Planification du projet

Évalue la planification de la dotation et de la réalisation des activités du projet, laquelle servira de base au processus de gestion du projet tout au long de son cycle de vie.
Critères

  • Y a-t-il un plan de projet qui décrit en détail les jalons, les produits à livrer, les activités et les exigences en ressources, à des fins d’approbation par les intervenants?

Préparation et réalisation du projet

Évalue si le projet a été préparé et si les activités sont menées à bien, suivies et mesurées en regard du Plan de projet.
Critères

  • Le projet est-il préparé et réalisé conformément au plan de projet et aux plans de gestion de la dotation et des communications?
  • Les progrès liés au projet et toute modification de sa portée sont-ils déclarés, et des travaux de planification additionnels sont-ils prévus au gré des besoins?

Contrôle et surveillance du projet

Évalue s’il y a évaluation de la réussite du projet et examen continu de la situation relative au projet en regard de l’analyse de rentabilisation originale du projet.
Critères

  • Le rendement est-il mesuré et les risques sont-ils contrôlés, et des mesures correctives sont-elles prises au gré des besoins?

Clôture du projet

Évalue si les aspects réussis, les possibilités d’amélioration et le rendement de l’équipe font l’objet d’une évaluation, et ce, afin de pouvoir miser sur les connaissances acquises lors de projets futurs.
Critères

  • Les résultats du projet et les leçons apprises sont-ils documentés et archivés, et les ressources prévues pour le projet sont-elles libérées et réaffectées?

 

Annexe D – Réponse de la direction

Réponse de la direction :

Nous sommes d’accord avec les résultats de l’Examen de la gestion du changement. L’Examen arrive à un moment crucial pour le SCC, puisqu’il entame des initiatives importantes, plus particulièrement la mise en œuvre de notre programme de transformation, qui mènera à des changements significatifs au fonctionnement actuel du SCC.  Le programme de transformation a été lancé au début de cette année pour répondre au rapport du Comité d’exam indépendant : Pour une sécurité publique accrue, qui inclue 109 recommandations d’amélioration qui toucheront tout les aspects des opérations du SCC.

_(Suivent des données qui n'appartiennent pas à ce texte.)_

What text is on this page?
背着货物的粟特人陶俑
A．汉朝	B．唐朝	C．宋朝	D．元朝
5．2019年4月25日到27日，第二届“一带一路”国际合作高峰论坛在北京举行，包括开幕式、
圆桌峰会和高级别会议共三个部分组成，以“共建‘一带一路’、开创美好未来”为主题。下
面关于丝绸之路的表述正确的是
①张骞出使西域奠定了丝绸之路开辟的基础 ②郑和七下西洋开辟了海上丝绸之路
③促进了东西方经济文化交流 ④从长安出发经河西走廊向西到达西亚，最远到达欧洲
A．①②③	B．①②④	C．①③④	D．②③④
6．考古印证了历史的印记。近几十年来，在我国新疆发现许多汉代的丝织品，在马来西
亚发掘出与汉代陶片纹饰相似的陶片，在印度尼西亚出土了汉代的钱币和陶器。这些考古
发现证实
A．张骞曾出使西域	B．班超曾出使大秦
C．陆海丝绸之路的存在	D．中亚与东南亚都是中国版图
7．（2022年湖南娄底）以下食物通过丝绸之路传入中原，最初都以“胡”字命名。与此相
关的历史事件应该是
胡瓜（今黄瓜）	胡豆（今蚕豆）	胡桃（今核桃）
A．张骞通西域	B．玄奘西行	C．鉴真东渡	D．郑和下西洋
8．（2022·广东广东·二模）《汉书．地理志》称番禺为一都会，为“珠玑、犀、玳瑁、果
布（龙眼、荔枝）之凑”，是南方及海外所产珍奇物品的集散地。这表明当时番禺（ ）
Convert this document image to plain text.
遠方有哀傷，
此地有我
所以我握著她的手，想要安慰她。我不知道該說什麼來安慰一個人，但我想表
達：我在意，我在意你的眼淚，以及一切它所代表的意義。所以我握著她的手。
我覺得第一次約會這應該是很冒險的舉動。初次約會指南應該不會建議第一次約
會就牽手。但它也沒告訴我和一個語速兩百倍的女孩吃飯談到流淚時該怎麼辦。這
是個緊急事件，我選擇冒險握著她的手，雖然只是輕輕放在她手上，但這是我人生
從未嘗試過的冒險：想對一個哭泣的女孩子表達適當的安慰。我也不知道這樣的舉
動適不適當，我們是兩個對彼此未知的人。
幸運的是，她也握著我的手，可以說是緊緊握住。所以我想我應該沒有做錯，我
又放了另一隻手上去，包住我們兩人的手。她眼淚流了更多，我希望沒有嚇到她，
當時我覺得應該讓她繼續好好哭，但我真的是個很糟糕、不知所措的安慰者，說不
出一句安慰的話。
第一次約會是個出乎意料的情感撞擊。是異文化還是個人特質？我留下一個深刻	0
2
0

La direction reconnaît que de solides pratiques de gestion du changement seront cruciales au succès de la mise en œuvre de son programme de transformation.  L’Équipe de transformation, dirigée par sous-commissaire principal, a déjà pris des mesures conformément aux recommandations du rapport, incluant l’utilisation du cadre en vue de gérer le changement et de surveiller les exigences liées à la gestion du changement et les risques associés à ce projet.  Finalement, à mesure qu’elle ira de l’avant, l’Équipe de transformation mettra également en œuvre les éléments de la gestion de projets nécessaires mentionnés dans le rapport.